To many Palestinian refugees in Gaza, most of whom are descendants of refugees in earlier waves going back to 1948, these massacres bring to mind the 1956 massacre by Israeli forces in a Rafah refugee camp, and repeated in other parts of Gaza, during Israel’s brief occupation of the Strip. Hundreds of refugees were killed in cold blood. Those killings stopped only when Israel was forced to withdraw in early 1957, following a threat of action by US President Dwight Eisenhower.
Only when faced with such decisive moves by the US has Israel in the past curbed its appetite for Palestinian blood and land. So far in this war, the US has chosen not to do so, but has emboldened Israel by continuing military support, including weapons used in the Gaza war, and shielding it from Security Council censure.

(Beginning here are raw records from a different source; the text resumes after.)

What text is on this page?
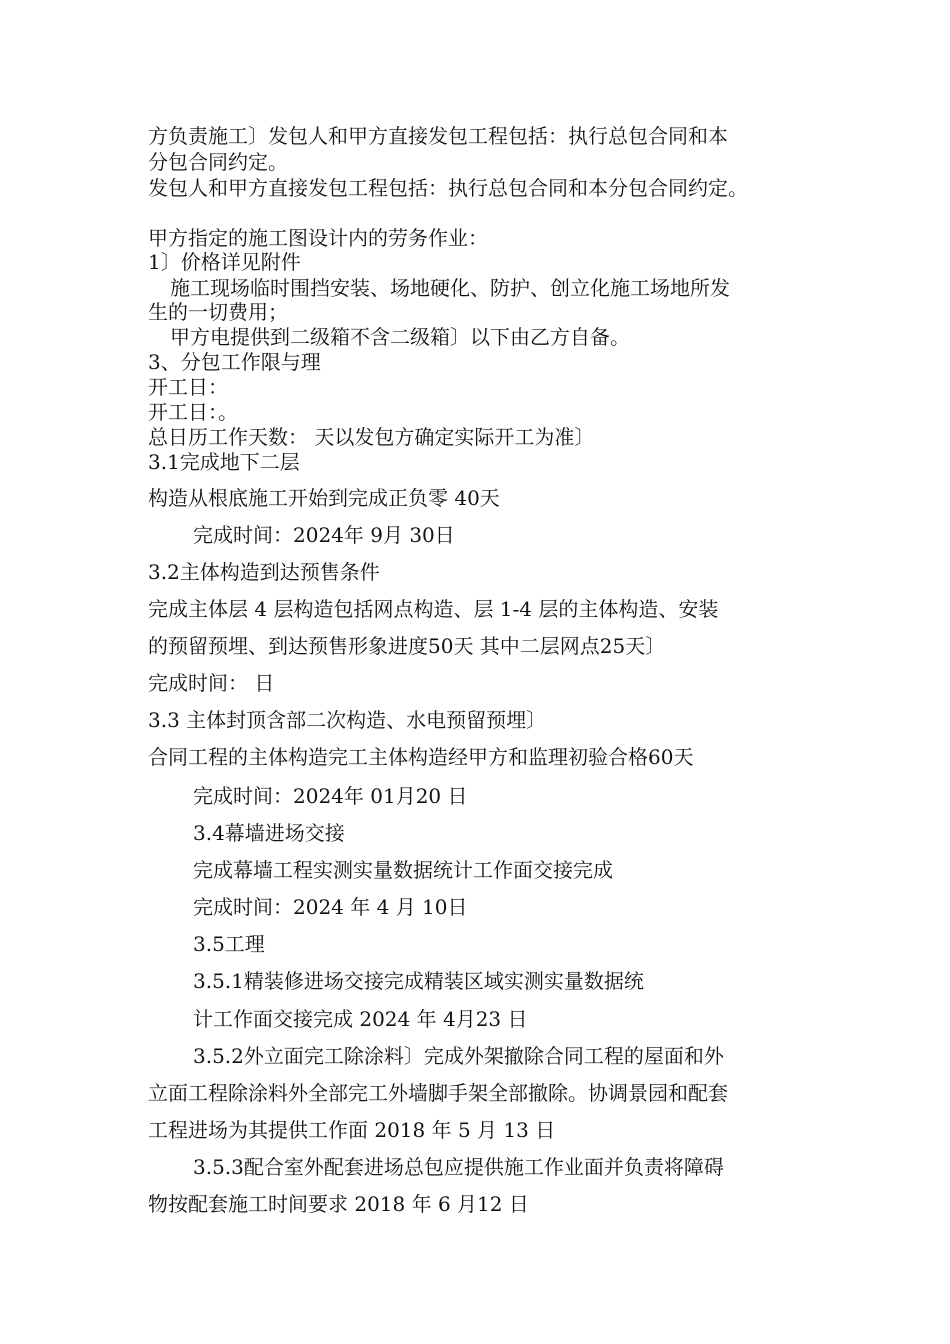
方负责施工〕发包人和甲方直接发包工程包括：执行总包合同和本
分包合同约定。
发包人和甲方直接发包工程包括：执行总包合同和本分包合同约定。
甲方指定的施工图设计内的劳务作业：
1〕价格详见附件
施工现场临时围挡安装、场地硬化、防护、创立化施工场地所发
生的一切费用；
甲方电提供到二级箱不含二级箱〕以下由乙方自备。
3、分包工作限与理
开工日：
开工日：。
总日历工作天数： 天以发包方确定实际开工为准〕
3.1完成地下二层
构造从根底施工开始到完成正负零 40天
完成时间：2024年 9月 30日
3.2主体构造到达预售条件
完成主体层 4 层构造包括网点构造、层 1-4 层的主体构造、安装
的预留预埋、到达预售形象进度50天 其中二层网点25天〕
完成时间： 日
3.3 主体封顶含部二次构造、水电预留预埋〕
合同工程的主体构造完工主体构造经甲方和监理初验合格60天
完成时间：2024年 01月20 日
3.4幕墙进场交接
完成幕墙工程实测实量数据统计工作面交接完成
完成时间：2024 年 4 月 10日
3.5工理
3.5.1精装修进场交接完成精装区域实测实量数据统
计工作面交接完成 2024 年 4月23 日
3.5.2外立面完工除涂料〕完成外架撤除合同工程的屋面和外
立面工程除涂料外全部完工外墙脚手架全部撤除。协调景园和配套
工程进场为其提供工作面 2018 年 5 月 13 日
3.5.3配合室外配套进场总包应提供施工作业面并负责将障碍
物按配套施工时间要求 2018 年 6 月12 日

The US administration has also failed to persuade Israel to provide humanitarian aid to the Palestinians in Gaza, as required of an occupying power under international humanitarian law; to stop obstructing aid from other counties; and to open more crossings for the delivery of aid to Gaza. The US attempt to help by building a temporary pier off the coast of Gaza has fallen apart, as did the pier — which took months to build at great cost to US taxpayers, but was never able to provide the assistance it had promised. The whole effort was undertaken because the US did not want to pressure Israel to allow sufficient aid through the closed land crossings, including the Rafah border crossing, which already existed and would have been more than sufficient to allow sufficient aid in. The result has been an increasing number of Palestinians dying of starvation and malnutrition.
In addition to the colossal humanitarian toll of its Rafah incursions, Israel has now taken over the Rafah crossing between Egypt and Gaza. This has had severe implications. For one, Israel has effectively cut off the main humanitarian access to Gaza and prevented the delivery of acutely needed aid. For another, Israel is trying to force its own vision for the future of Gaza, precluding the possibility of restoring control of the Strip by the Palestinian Authority, which the US and others have proposed, and reunifying Gaza with the West Bank as a prelude for an independent and viable Palestinian state.
Richard Peeperkorn, World Health Organization representative in the Occupied Palestinian Territories, said in February: “All eyes are on Rafah,” warning against Israeli forces attacking the city. He feared “unimaginable disaster” if the Israeli army made a large-scale incursion into the city, which at the time it was threatening to invade.
Since last week’s attack there has been widespread international condemnation. Officials and activists have been repeating Peeperkorn’s phrase to express their concern and opposition to Israel’s military operation in Rafah. His words superimposed on an image of tent camps for displaced Palestinians have been widely shared on social media, about 50 million times on Instagram alone.
The image is moving, despite its simplicity and the absence of pictures of dead bodies, blood, real people, names or distressing scenes. Its widespread use indicates how abhorrent most of the world, including most Americans, view the carnage in Rafah and all of Gaza. All eyes are on Rafah, but also on Washington: Israel’s genocidal war in Gaza has continued mainly because the US has failed to take action to stop it. If Benjamin Netanyahu is left to his base instincts, he will drag his people, the entire region and possibly the US to the abyss with him. As the 19th-century British philosopher John Stuart Mill observed: “Bad men need nothing more to compass their ends, than that good men should look on and do nothing.” The “good men” of the US government have so far chosen to do nothing.